The VD deal with seniors is a nationwide problem as has been reported in the media for two decades plus now. There is a nationwide problem caused by some folks consensually and by other people committing abuse.
It also happens in the rehab facilities nationwide.
Another thing that Medicaid and Medicare inspectors would screen for when they visited until the last administration decided to cut costs and eliminated these inspections and a lot of other things. Whether the Biden crowd has reintroduced them I do not know.
I do know it used to go on, inspection wise, as my elderly mother was in several rehab places the last couple of years of her life before she passed in January 2017. I was there when one such inspector started asking all sorts of questions about her sex life which had ended when my dad died a number of years earlier. At the last place in the fall of 2016, Mom laughed at him as he worked through his three page questionnaire that he was required to do for every patient in the facility.
He finally finished and left and Mom kept cracking up on the idea that anyone in there had time to do anything with anybody with all the schedule involved and the fact that to be in there meant thigs were kind of grim.
My parents were in Surprise, Arizona (a Del Web community) for the last 10 years of their lives. The next community over was Sun City West, and there was a big seniors VD scandal going on there .
However, Bill never mentioned disease of any sort in this book. The manager’s concern was that it just didn’t look right, having singles together. Nothing about VD or disease.

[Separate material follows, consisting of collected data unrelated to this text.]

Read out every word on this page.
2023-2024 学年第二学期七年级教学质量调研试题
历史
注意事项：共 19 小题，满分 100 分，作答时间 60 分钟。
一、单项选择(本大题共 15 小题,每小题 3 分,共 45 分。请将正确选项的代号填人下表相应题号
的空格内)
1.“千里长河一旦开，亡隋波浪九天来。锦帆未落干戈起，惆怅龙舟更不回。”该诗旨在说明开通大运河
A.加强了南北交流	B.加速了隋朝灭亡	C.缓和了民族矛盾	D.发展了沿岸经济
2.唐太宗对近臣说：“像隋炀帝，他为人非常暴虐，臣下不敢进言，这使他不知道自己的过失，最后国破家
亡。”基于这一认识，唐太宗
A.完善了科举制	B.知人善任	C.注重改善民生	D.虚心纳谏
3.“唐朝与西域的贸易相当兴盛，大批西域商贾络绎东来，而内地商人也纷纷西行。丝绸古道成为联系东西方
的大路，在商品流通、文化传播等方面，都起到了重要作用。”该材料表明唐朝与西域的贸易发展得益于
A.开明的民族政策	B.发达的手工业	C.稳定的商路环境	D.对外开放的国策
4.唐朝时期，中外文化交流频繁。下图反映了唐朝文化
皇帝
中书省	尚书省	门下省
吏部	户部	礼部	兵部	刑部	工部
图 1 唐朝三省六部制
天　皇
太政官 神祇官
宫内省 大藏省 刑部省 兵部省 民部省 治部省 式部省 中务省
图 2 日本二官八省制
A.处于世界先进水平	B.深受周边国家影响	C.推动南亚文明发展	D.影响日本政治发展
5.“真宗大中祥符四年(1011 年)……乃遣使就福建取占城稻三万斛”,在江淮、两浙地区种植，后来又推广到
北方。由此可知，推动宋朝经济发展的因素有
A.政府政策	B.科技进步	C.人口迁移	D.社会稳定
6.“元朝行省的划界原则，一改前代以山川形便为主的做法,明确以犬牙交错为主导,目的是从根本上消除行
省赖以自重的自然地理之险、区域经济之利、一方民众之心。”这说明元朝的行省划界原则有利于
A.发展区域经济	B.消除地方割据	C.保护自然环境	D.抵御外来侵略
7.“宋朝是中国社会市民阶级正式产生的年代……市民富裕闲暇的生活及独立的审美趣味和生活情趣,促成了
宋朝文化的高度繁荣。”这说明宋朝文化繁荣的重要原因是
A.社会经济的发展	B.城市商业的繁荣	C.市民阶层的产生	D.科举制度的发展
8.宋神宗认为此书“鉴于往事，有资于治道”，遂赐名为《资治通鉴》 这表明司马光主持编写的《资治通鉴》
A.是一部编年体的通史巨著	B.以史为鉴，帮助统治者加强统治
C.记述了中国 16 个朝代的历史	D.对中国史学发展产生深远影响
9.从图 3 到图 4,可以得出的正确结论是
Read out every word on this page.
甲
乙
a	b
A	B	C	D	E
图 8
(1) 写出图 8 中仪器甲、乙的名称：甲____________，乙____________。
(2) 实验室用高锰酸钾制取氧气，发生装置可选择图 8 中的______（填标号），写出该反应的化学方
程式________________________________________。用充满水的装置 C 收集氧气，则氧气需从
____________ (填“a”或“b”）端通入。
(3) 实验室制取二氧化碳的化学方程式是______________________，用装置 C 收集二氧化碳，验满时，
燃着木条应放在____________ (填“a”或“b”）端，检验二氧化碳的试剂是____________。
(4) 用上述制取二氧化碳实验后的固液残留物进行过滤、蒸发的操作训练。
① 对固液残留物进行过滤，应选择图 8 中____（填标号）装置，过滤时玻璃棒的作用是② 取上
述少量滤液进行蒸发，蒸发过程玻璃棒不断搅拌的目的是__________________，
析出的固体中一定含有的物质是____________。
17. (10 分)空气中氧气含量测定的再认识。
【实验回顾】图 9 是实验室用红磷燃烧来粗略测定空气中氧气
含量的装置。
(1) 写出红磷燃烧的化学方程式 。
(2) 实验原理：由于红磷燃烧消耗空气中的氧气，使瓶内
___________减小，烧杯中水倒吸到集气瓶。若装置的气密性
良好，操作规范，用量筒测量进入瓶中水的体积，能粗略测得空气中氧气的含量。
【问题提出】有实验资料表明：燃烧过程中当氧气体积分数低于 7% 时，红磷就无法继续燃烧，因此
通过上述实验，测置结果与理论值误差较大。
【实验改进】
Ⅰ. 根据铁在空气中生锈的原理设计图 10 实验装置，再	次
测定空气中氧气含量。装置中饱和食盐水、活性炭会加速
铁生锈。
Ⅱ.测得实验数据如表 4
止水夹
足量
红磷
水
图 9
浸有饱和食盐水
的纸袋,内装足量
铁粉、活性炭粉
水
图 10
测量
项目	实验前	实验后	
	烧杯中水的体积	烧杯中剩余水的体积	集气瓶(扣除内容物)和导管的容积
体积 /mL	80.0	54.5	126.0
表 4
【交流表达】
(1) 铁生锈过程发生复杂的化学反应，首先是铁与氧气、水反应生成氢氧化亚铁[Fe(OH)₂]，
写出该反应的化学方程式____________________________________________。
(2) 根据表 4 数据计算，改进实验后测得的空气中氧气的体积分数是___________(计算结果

I like this a lot! I think because it pulls two major differences together has put more stories to work with at least I should think so.
I think so, too, Reen.
What a great series and what a great idea to re-read from the beginning. I have read them all but never in order. Enjoy
I hadn’t read them all, Jeannette, just scattered ones. This made sense to me.
Of course, I read them in order as they came out, but it’s been a long ti,e and I didn’t remember the details of this one at all. Sounds like plenty of humor, though,, and that is always a good thing in Bill’s books.
It is, Jeff. I always enjoy the humor. I’m waiting to see, though, if Sheriff Rhodes continues to get ambushed in every book in the series.
SPOILER ALERT: Major changes are coming soon when Dr. Pepper stops making their soft drink with REAL sugar! Will Dan survive or will this be a fatal blow to his not-so well-ordered world? I eagerly await more of your reviews, Tracy, as the series progresses.
As I remember it, the Sheriff has a machien in the courthouse that serves the real thing, i.e. Dr Pepper with real sugar.
But don’t tell Ivy.
No problem, Jerry. And, we’ll see what happens with that Dr. Pepper! I’ll watch for it.
Lesa, not Tracy. What am I thinking?
Lesa, not Tracy. What am I thinking? — J.
Terrific review – love this!
Thank you, Kaye!
There is a plant here that still makes Dr Pepper with real sugar. Every few months, we are warned that they are about to close. They survive.
There are also a number of plants just across the border with Mexico that still do the real sugar deal. Their US sales are way down thanks to Abbott’s border stunts and periodic shutdowns as deliveries can’t get through to US customers.
I was a Dr. Pepper addict in college. Now, I still drink it, but I’ve cut back. I don’t even know if I’ve ever had it with real sugar!
Bill really was a big fan of Dr. Pepper.